Q: "I’m left to wonder whatever happened to standing up for virtue or for what is right?"
A: Which virtue is the one that says it is OK to fight coca chewing and marijuana smoking, and at the same time it is OK to allow alcohol consumption and tobacco production?
Tobacco was mainly produced in North America, Alcohol is mainly associated with European culture; whereas opium smoking is associated to eastern Asia, coca to Andean natives and marijuana smoking to Semitic cultures. Now think which ethnic groups were dominant in the XX century, and you will understand which are you so alleged "virtues".
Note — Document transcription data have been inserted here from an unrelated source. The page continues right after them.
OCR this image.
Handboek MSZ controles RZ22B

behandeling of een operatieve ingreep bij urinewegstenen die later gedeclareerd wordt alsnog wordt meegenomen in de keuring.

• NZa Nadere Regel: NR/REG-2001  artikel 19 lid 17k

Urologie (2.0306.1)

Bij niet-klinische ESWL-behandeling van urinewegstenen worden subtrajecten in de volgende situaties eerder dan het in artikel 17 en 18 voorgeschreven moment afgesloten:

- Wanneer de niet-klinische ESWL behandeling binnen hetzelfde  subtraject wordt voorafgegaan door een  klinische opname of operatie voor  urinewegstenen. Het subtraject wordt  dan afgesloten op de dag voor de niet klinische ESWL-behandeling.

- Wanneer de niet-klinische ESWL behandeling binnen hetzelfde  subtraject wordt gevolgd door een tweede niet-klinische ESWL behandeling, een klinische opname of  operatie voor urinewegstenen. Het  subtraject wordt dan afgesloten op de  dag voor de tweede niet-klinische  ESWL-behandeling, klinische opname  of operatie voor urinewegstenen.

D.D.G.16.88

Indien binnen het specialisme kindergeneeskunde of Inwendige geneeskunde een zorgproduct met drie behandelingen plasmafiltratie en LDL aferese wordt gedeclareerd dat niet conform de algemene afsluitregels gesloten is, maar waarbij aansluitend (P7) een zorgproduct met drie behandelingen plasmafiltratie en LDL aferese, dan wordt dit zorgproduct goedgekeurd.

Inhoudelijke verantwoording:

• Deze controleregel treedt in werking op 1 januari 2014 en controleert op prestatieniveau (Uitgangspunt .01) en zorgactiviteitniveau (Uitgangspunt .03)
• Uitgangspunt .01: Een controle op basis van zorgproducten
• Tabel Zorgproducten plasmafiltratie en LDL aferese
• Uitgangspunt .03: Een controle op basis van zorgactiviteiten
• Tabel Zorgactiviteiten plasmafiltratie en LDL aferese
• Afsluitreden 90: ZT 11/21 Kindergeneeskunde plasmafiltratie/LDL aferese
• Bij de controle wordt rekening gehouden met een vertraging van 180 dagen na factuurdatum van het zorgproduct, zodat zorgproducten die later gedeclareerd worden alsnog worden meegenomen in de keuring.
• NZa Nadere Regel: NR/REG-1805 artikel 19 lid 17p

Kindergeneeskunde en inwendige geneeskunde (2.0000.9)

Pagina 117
Q:"Do we think that if we legalize drugs and stop the war drugs that these people are going to instantly jump to a more righteous endeavor?"
A: No, but there is no reason to make the job easier to the "bad guys" by handing them the drug market.
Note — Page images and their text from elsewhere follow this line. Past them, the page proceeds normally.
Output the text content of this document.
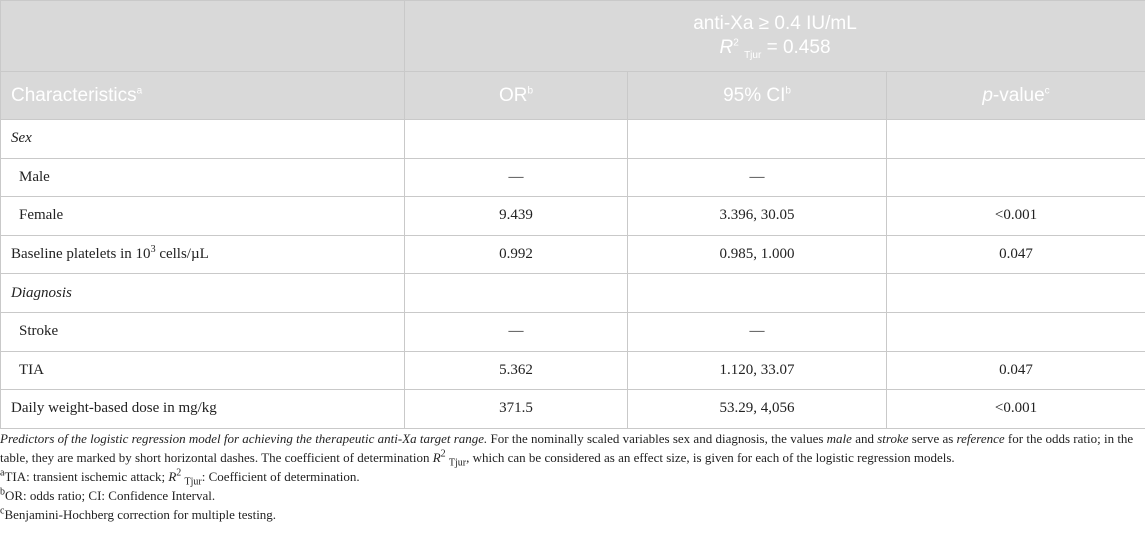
	anti-Xa ≥ 0.4 IU/mL
$R^2$ $_{Tjur}$ = 0.458		

Characteristics$^a$	$OR^b$	95% $CI^b$	p-value$^c$
Sex			
Male	—	—	
Female	9.439	3.396, 30.05	<0.001
Baseline platelets in $10^3$ cells/µL	0.992	0.985, 1.000	0.047
Diagnosis			
Stroke	—	—	
TIA	5.362	1.120, 33.07	0.047
Daily weight-based dose in mg/kg	371.5	53.29, 4,056	<0.001

Predictors of the logistic regression model for achieving the therapeutic anti-Xa target range. For the nominally scaled variables sex and diagnosis, the values male and stroke serve as reference for the odds ratio; in the table, they are marked by short horizontal dashes. The coefficient of determination $R^2$ $_{Tjur}$, which can be considered as an effect size, is given for each of the logistic regression models.

$^a$TIA: transient ischemic attack; $R^2$ $_{Tjur}$: Coefficient of determination.

$^b$OR: odds ratio; CI: Confidence Interval.

$^c$Benjamini-Hochberg correction for multiple testing.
Q: "Do we really want to change policy in way that would reinforce a population of people that have such flawed or self-involved thinking?"
A: "Prohibition will work great injury to the cause of temperance. It is a species of intemperance within itself, for it goes beyond the bounds of reason in that it attempts to control a man's appetite by legislation, and makes a crime out of things that are not crimes. A Prohibition law strikes a blow at the very principles upon which our government was founded."
-Abraham Lincoln (1809-65) U.S. President.
Meanwhile Americans correct their "maladaptive behavior", should we us Latin Americans endure the true consequences of waging this futile quest of making a (colored people's) drug free world.

 

WILDTHING

8:32 PM ET

January 26, 2010

spanglish

I think the word you ar looking for is Afghanistan...

 

DRKEVINCOOPER

3:32 AM ET

January 27, 2010

Probably the best way to improve things

Probably the best way to improve things is by delivering education in a more cost effective and an accessible way. Similar situations exist in the African continent etc. Perhaps education in distance learning format with a model similar to micro finance would be the best way forward ?
Online PhD Degree Programs

 

CHAVEZ_EDGAR

6:15 PM ET

February 3, 2010

so, what should have been done back in 06 then?

If the war was not justified then what should have been done back in 06? If we are talking about a national security threat I don't think that pushing for legalization would've been enough and not even the central aspect of an effective strategy. The degree of penetration of the cartels is not something to be minimized. Just consider for instance the way in which these groups have threatened journalists in the affected cities or the weakness, corruption, and lack of transparency that affect many Mexican local governments.
It is good to demand a more comprehensive strategy and to try put things in a different perspective. However it would be good to know if the author considers this problem to be a national security issue and if he thinks that the tools we had back in 2006 were enough to fight it.
Leaving the drug consumption issue aside, the fact is that the cartels achieved an impressive degree of power that no government that considers itself democratic could ignore and refuse to fight.